To longtime fans of the genre, I’m sure this seems a no-brainer. Christian fans of SF/F are often quite a different lot from the average “Christian reader,” though.
I do not intend that as an insult to either side. I’ve been on both sides myself—first a teenager who dived heedlessly into whatever tickled my fancy, then gradually becoming aware that I didn’t like how I felt inside after reading certain stories. Eventually, I nearly stopped reading fiction altogether because the need of my life was not being met by anything I read at the time. When I made my foray back into fiction, it was cautiously, because I was still very sensitive spiritually, and I chose mostly Christian fiction to read because of the content of much secular work. But by that time, I’d learned enough to realize that some people really do have more tolerance for “unwanted” elements. I’m one of those impressionable types who, if I read too much profanity, I find that it starts permeating my thinking, and then my speech. My husband, on the other hand, despite years in the military and a varied diet of both secular and Christian authors, does not have my propensity to salty language—even when he’s furious.

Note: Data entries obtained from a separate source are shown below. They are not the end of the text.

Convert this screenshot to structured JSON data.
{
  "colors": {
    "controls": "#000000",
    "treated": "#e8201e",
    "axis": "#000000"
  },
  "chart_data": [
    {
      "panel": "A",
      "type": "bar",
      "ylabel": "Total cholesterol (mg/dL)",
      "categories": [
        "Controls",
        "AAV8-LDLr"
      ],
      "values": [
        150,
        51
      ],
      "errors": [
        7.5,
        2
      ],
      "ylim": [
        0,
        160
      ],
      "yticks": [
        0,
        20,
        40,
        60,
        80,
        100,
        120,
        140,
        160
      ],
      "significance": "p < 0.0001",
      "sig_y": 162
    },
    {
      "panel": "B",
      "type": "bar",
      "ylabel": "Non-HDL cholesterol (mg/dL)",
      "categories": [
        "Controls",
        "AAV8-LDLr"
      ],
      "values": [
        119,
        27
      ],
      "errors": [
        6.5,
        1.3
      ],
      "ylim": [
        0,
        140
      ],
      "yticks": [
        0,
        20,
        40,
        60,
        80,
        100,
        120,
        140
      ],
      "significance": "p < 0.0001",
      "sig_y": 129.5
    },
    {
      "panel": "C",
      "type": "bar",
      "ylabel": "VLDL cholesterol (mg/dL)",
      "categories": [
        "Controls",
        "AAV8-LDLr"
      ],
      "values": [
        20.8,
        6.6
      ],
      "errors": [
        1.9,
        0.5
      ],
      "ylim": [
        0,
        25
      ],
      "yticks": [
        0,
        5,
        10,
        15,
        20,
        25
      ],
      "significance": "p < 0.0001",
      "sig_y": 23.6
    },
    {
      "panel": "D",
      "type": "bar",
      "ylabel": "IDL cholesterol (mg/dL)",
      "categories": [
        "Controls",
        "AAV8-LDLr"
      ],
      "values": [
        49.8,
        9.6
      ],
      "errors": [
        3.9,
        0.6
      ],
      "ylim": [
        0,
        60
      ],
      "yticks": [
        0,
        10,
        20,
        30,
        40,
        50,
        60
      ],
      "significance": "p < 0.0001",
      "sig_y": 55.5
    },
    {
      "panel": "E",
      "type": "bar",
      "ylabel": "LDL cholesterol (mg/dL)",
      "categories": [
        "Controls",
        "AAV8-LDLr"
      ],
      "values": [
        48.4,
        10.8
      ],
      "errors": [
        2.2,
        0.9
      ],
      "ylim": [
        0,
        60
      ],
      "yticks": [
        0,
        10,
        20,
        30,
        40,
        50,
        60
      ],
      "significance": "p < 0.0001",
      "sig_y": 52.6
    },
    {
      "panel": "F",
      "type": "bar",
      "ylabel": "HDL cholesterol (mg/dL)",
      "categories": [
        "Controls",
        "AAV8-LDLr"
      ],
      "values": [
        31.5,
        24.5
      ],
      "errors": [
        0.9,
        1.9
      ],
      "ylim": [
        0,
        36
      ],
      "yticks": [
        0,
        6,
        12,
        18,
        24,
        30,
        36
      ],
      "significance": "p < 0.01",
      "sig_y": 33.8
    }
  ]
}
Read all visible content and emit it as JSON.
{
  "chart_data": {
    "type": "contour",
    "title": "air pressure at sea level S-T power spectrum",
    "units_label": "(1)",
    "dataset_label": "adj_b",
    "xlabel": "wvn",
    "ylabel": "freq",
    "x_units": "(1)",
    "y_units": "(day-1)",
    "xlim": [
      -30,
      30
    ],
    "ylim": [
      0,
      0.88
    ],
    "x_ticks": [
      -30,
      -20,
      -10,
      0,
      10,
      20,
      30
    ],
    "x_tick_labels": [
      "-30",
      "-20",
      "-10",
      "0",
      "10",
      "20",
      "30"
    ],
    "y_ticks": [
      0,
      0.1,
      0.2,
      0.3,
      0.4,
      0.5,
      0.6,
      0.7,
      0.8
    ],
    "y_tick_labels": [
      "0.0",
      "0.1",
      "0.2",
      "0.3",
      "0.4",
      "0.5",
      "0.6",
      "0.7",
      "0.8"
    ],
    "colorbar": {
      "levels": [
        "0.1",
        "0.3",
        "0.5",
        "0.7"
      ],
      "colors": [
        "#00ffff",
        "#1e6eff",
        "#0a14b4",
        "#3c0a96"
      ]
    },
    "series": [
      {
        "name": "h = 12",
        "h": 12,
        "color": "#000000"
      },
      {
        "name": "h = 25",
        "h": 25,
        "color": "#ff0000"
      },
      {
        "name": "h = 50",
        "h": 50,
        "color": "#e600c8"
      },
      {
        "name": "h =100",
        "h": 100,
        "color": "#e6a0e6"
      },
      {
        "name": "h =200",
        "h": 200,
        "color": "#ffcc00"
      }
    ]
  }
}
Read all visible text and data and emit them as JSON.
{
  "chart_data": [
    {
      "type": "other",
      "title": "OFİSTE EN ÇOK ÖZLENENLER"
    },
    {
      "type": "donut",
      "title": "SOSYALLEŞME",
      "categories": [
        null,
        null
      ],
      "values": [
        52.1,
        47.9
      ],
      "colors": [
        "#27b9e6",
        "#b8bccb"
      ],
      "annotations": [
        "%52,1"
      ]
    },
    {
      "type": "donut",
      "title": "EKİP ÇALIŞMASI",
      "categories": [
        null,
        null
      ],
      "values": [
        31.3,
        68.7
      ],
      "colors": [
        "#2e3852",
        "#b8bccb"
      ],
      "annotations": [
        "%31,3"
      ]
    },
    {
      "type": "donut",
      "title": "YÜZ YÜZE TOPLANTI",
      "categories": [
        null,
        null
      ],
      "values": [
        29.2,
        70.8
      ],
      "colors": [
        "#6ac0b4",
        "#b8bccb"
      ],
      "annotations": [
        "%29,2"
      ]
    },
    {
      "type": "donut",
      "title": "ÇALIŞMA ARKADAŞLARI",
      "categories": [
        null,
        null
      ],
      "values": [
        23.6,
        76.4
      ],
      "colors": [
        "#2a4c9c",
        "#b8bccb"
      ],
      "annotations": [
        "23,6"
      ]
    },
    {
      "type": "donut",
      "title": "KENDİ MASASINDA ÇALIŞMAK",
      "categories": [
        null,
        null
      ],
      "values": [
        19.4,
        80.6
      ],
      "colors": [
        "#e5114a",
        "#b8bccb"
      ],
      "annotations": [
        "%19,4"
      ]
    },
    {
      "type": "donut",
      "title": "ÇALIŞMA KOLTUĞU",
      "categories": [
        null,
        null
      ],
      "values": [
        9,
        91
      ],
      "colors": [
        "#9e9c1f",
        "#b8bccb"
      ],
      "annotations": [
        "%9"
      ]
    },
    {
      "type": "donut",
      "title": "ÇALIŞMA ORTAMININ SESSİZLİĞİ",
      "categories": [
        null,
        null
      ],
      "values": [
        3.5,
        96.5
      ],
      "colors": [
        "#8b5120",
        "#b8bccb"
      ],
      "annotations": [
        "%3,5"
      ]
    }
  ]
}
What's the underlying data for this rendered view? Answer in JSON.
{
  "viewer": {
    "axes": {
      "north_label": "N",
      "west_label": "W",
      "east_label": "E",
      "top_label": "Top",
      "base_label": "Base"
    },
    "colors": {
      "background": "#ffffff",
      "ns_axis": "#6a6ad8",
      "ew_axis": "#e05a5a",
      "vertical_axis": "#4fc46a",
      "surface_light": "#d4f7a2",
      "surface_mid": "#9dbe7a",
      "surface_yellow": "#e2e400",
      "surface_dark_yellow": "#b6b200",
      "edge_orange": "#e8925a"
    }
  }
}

So, I shouldn’t have found it surprising, when I made my foray into the Christian fen community (their collective term for SF/F fans), that so many people were more fond of “secular” SF/F, and less of the “Christian” variety. But I did. Even more surprising, though, was to find that many contemporary authors being published on the secular side are believers, and that their stories are thus infused with solid moral if not openly Christian themes. Where were these people when I was originally into the genre?
I’ve done a lot of thinking, though, about why longtime fans of the genre aren’t fond of CBA SF/F. I’ve come to the conclusion that there will always be some who, for various reasons, use how “clean” a work is as their first criteria for what they read. Some of these would argue that all Christians should hold this as their primary criteria. But I have come to see the value of looking for the redemptive in pieces that some might not choose to read (or view, in the case of film), because of certain content.
So where do we draw the line between secular fiction that may contain objectionable material, but is still good fiction, and the stuff that is truly trash? I’m afraid that answer is going to be different for everyone. Sounds like a cop-out, perhaps, but there is Scriptural evidence that God will send some of His people where He forbids others to go.